Wednesday, March 26, 2008

EVEN THE DISABLED IN SA GET DUPED BY EMPTY ANC PROMISES

Train access for disabled 'an empty promise'

The Mandalay train station is still not ready to be used by disabled and handicapped commuters who have to depend on security guards to carry them over to platforms, despite promises by transport authorities to fix the station.

Last year Transport and Public Works MEC Marius Fransman and Metrorail promised to attend to the station's problems and turn it into a disabled-friendly facility by next Tuesday.

After visiting the station with Metrorail officials and members of Disabled People of South Africa (DPSA) last October, Fransman announced ambitious plans for how the neglected station and neighbouring Lentegeur Station would be given a facelift at a cost of about R18-million.

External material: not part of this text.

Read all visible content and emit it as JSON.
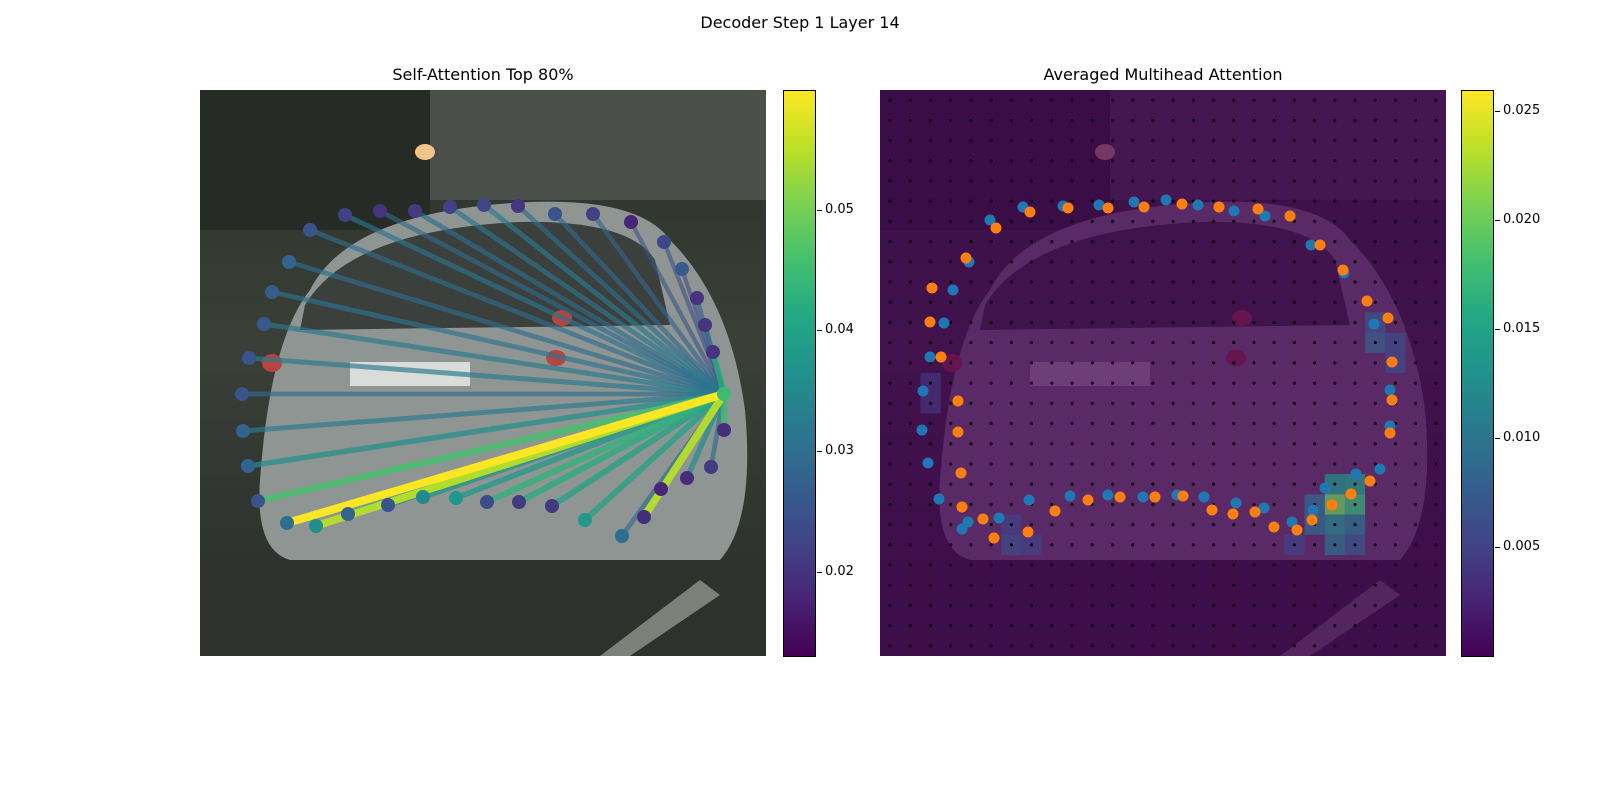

His visit followed a Cape Argus exposé that showed disabled people had to be carried up and down the stairs by security personnel at the station because of faulty lifts.

When the Cape Argus visited the station again yesterday there was no sign of progress or work being done at the station except timetable boards that had been put up before Christmas last year.

Commuters who used the station daily and people working at the station said the last time they saw people attending to the lifts was when Fransman and his delegation visited the station in October.

"We didn't see anyone again after their visit.

"The only people who came were those who were putting up timetable boards.

"As for the lifts, they are still in the same condition they were in last year... still broken and useless," said one woman who declined to be named.

A security guard said they still had to carry disabled people to and from platforms.

"I've haven't seen anyone attending to the lifts recently.

"I don't know what's happening... all I know is that we are getting very few disabled people here.

"You get them once in a while when they come to the Lentegeur Hospital.

"Otherwise they don't come, probably because of these faulty lifts," he said.

The state-of-the-art lifts with built-in intercoms were installed at the station to raise people in wheelchairs from the bottom deck to the ticket sellers on the top deck of the station and then take them down to the platform to board a train, but these lifts have never been in operation.

They were part of the station's R9-million makeover done in December 2004 to make it accessible to the disabled.

Situated near the remodelled Lentegeur Hospital in Mitchells Plain, which also serves as premises for the Western Cape Rehabilitation Centre, the revamp was described as the first step in a seven-year plan to make 31 stations across the metropole accessible to commuters with disabilities.

During the visit Fransman also said the modifications for the disabled at the two stations, would not only see the fixing of lifts, but would include improving platform floors to avoid uneven surfaces.

All this work was set to be ready and the station would be "fully operational by April 1" he said at the time.

But when the Cape Argus contacted his office and Metrorail's regional manager Stephen Ngobeni neither could give answers on the progress of the project.

Fransman's spokesperson Dougie Oakes saying he was also awaiting feedback from Metrorail.

Ngobeni said all he knew was that the project was "under way".

DA provincial spokesperson on transport Robin Carlisle has criticised Fransman's handling of the project and described its failure as "outrageous".